HOMEOWNERS trapped in properties worth less than they paid for them have been warned that new mortgages introduced to help them move to a larger home are fraught with danger.
The warning came as former building society EBS said it would offer homeowners who owe more than their home is worth the option of trading up to a larger house.
The move will mean people with so-called negative equity will be able to sell their current property and take some of the money owed to the bank and add it on to the mortgage for the new property.
EBS is the latest lender to provide what it is calling a negative-equity, trade-up mortgage.
The value of the new mortgage cannot exceed 175pc of the value of the new home under the EBS rules. And the deal will only be offered to residential homeowners, but this includes apartment owners.
But spokesman for the Independent Mortgage Advisers Federation Michael Dowling said negative-equity mortgages would only work if house prices started rising again.
Prices are down 50pc on average from the peak of the boom in 2007.
Most commentators feel that prices have begun to stabilise in urban areas, but they may not rise for a number of years.
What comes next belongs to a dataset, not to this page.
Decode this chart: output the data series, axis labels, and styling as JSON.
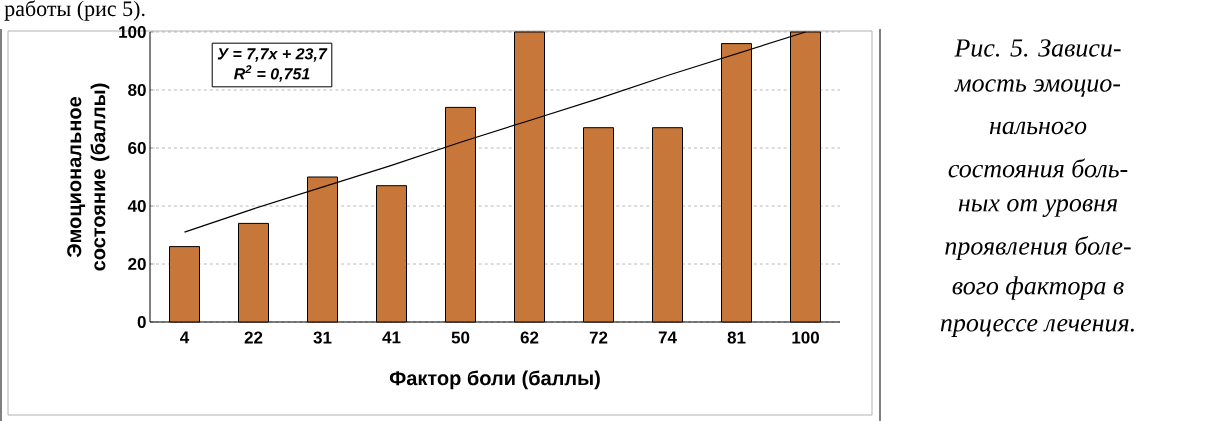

If property prices do not rise, people who load borrowings from an original mortgage on to a new one would end up deeper in debt and further in negative equity, Mr Dowling said.
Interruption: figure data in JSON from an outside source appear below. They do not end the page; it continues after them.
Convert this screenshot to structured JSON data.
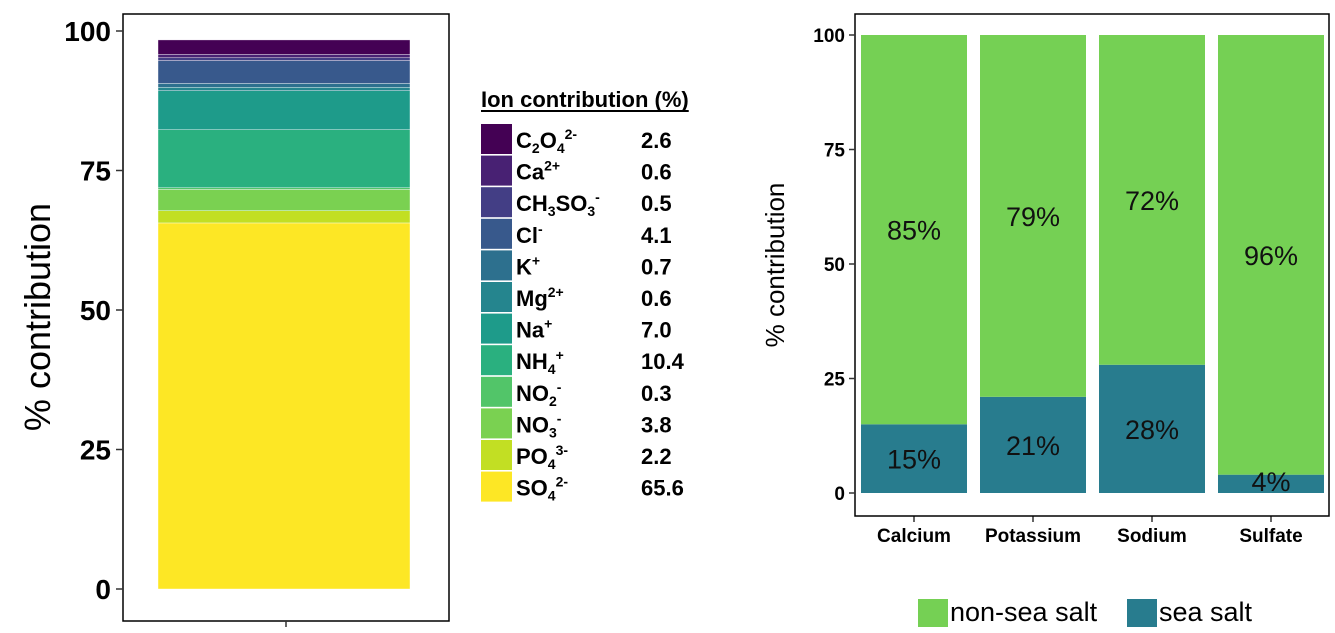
{
  "chart_data": [
    {
      "type": "bar",
      "stacked": true,
      "ylabel": "% contribution",
      "ylim": [
        0,
        100
      ],
      "yticks": [
        0,
        25,
        50,
        75,
        100
      ],
      "grid": false,
      "legend_title": "Ion contribution (%)",
      "legend_placement": "right",
      "series": [
        {
          "name": "SO4 2-",
          "label": {
            "base": "SO",
            "sub": "4",
            "sup": "2-"
          },
          "value": 65.6,
          "value_label": "65.6",
          "color": "#FDE725"
        },
        {
          "name": "PO4 3-",
          "label": {
            "base": "PO",
            "sub": "4",
            "sup": "3-"
          },
          "value": 2.2,
          "value_label": "2.2",
          "color": "#C2DF23"
        },
        {
          "name": "NO3 -",
          "label": {
            "base": "NO",
            "sub": "3",
            "sup": "-"
          },
          "value": 3.8,
          "value_label": "3.8",
          "color": "#7AD151"
        },
        {
          "name": "NO2 -",
          "label": {
            "base": "NO",
            "sub": "2",
            "sup": "-"
          },
          "value": 0.3,
          "value_label": "0.3",
          "color": "#52C569"
        },
        {
          "name": "NH4 +",
          "label": {
            "base": "NH",
            "sub": "4",
            "sup": "+"
          },
          "value": 10.4,
          "value_label": "10.4",
          "color": "#2AB07F"
        },
        {
          "name": "Na +",
          "label": {
            "base": "Na",
            "sub": "",
            "sup": "+"
          },
          "value": 7.0,
          "value_label": "7.0",
          "color": "#1E9B8A"
        },
        {
          "name": "Mg 2+",
          "label": {
            "base": "Mg",
            "sub": "",
            "sup": "2+"
          },
          "value": 0.6,
          "value_label": "0.6",
          "color": "#25858E"
        },
        {
          "name": "K +",
          "label": {
            "base": "K",
            "sub": "",
            "sup": "+"
          },
          "value": 0.7,
          "value_label": "0.7",
          "color": "#2D708E"
        },
        {
          "name": "Cl -",
          "label": {
            "base": "Cl",
            "sub": "",
            "sup": "-"
          },
          "value": 4.1,
          "value_label": "4.1",
          "color": "#38598C"
        },
        {
          "name": "CH3SO3 -",
          "label": {
            "base": "CH",
            "sub": "3",
            "base2": "SO",
            "sub2": "3",
            "sup": "-"
          },
          "value": 0.5,
          "value_label": "0.5",
          "color": "#433E85"
        },
        {
          "name": "Ca 2+",
          "label": {
            "base": "Ca",
            "sub": "",
            "sup": "2+"
          },
          "value": 0.6,
          "value_label": "0.6",
          "color": "#482173"
        },
        {
          "name": "C2O4 2-",
          "label": {
            "base": "C",
            "sub": "2",
            "base2": "O",
            "sub2": "4",
            "sup": "2-"
          },
          "value": 2.6,
          "value_label": "2.6",
          "color": "#440154"
        }
      ]
    },
    {
      "type": "bar",
      "stacked": true,
      "ylabel": "% contribution",
      "ylim": [
        0,
        100
      ],
      "yticks": [
        0,
        25,
        50,
        75,
        100
      ],
      "grid": false,
      "legend_placement": "bottom",
      "categories": [
        "Calcium",
        "Potassium",
        "Sodium",
        "Sulfate"
      ],
      "series": [
        {
          "name": "sea salt",
          "values": [
            15,
            21,
            28,
            4
          ],
          "labels": [
            "15%",
            "21%",
            "28%",
            "4%"
          ],
          "color": "#287C8E"
        },
        {
          "name": "non-sea salt",
          "values": [
            85,
            79,
            72,
            96
          ],
          "labels": [
            "85%",
            "79%",
            "72%",
            "96%"
          ],
          "color": "#75D054"
        }
      ]
    }
  ]
}
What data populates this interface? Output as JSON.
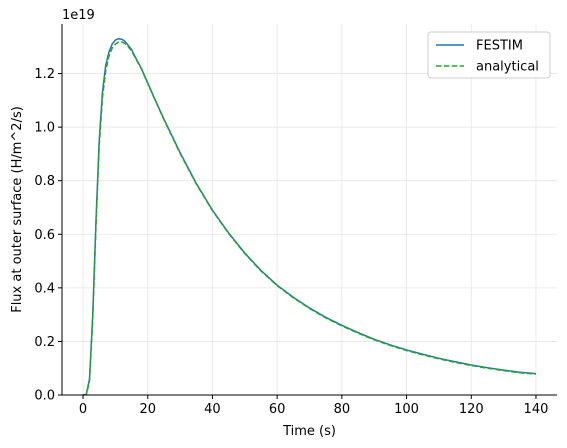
{
  "chart_data": {
    "type": "line",
    "xlabel": "Time (s)",
    "ylabel": "Flux at outer surface (H/m^2/s)",
    "offset_text": "1e19",
    "scale": 1e+19,
    "xlim": [
      -6.5,
      146.5
    ],
    "ylim": [
      0,
      1.385
    ],
    "xticks": [
      0,
      20,
      40,
      60,
      80,
      100,
      120,
      140
    ],
    "yticks": [
      0.0,
      0.2,
      0.4,
      0.6,
      0.8,
      1.0,
      1.2
    ],
    "ytick_labels": [
      "0.0",
      "0.2",
      "0.4",
      "0.6",
      "0.8",
      "1.0",
      "1.2"
    ],
    "grid": true,
    "legend_position": "top-right",
    "series": [
      {
        "name": "FESTIM",
        "color": "#1f77b4",
        "style": "solid",
        "x": [
          0,
          1,
          2,
          3,
          4,
          5,
          6,
          7,
          8,
          9,
          10,
          11,
          12,
          13,
          14,
          15,
          16,
          18,
          20,
          22,
          25,
          30,
          35,
          40,
          45,
          50,
          55,
          60,
          65,
          70,
          75,
          80,
          85,
          90,
          95,
          100,
          105,
          110,
          115,
          120,
          125,
          130,
          135,
          140
        ],
        "y": [
          0,
          0.002,
          0.06,
          0.3,
          0.65,
          0.95,
          1.13,
          1.23,
          1.28,
          1.31,
          1.325,
          1.33,
          1.328,
          1.32,
          1.305,
          1.29,
          1.265,
          1.22,
          1.165,
          1.11,
          1.03,
          0.905,
          0.79,
          0.69,
          0.605,
          0.53,
          0.465,
          0.41,
          0.365,
          0.325,
          0.29,
          0.26,
          0.233,
          0.208,
          0.187,
          0.168,
          0.152,
          0.137,
          0.124,
          0.112,
          0.102,
          0.093,
          0.085,
          0.08
        ]
      },
      {
        "name": "analytical",
        "color": "#2ca02c",
        "style": "dashed",
        "x": [
          0,
          1,
          2,
          3,
          4,
          5,
          6,
          7,
          8,
          9,
          10,
          11,
          12,
          13,
          14,
          15,
          16,
          18,
          20,
          22,
          25,
          30,
          35,
          40,
          45,
          50,
          55,
          60,
          65,
          70,
          75,
          80,
          85,
          90,
          95,
          100,
          105,
          110,
          115,
          120,
          125,
          130,
          135,
          140
        ],
        "y": [
          0,
          0.001,
          0.05,
          0.28,
          0.63,
          0.93,
          1.11,
          1.21,
          1.265,
          1.295,
          1.31,
          1.318,
          1.318,
          1.312,
          1.3,
          1.285,
          1.262,
          1.218,
          1.163,
          1.108,
          1.028,
          0.902,
          0.788,
          0.688,
          0.603,
          0.528,
          0.463,
          0.408,
          0.363,
          0.323,
          0.288,
          0.258,
          0.231,
          0.206,
          0.185,
          0.166,
          0.15,
          0.135,
          0.122,
          0.11,
          0.1,
          0.091,
          0.083,
          0.078
        ]
      }
    ]
  }
}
"Property prices are unlikely to rise in the short-to-medium term," he said. "So people taking on a negative-equity mortgage need to make sure the property they are buying is set at the right price."
Half of the 764,138 households who have a mortgage are estimated to be in negative equity.
Thousands of people bought small apartments in particular at the height of the boom but now want to move to start a family.
The product has been introduced in response to requests from EBS customers who are looking for a solution to help those with growing families, whose home is too small, the EBS said.
The lender said people who have a valuable tracker mortgage will keep that for the residual debt they owe from the first mortgage, but the new borrowings will be on a variable rate.
EBS head of mortgages Owen Purcell said: "Many customers who bought their homes in the boom years are now in negative equity. A proportion of these customers find they are in a position where they require a bigger home and can afford to service a larger loan."
However, it is understood lenders are being highly restrictive about these loans.
Mr Dowling said borrowers were being stress-tested at a very high level.
This involved only approving negative-equity mortgages if the borrowers can cope with mortgage rates going to 6pc or 6.5pc, he said.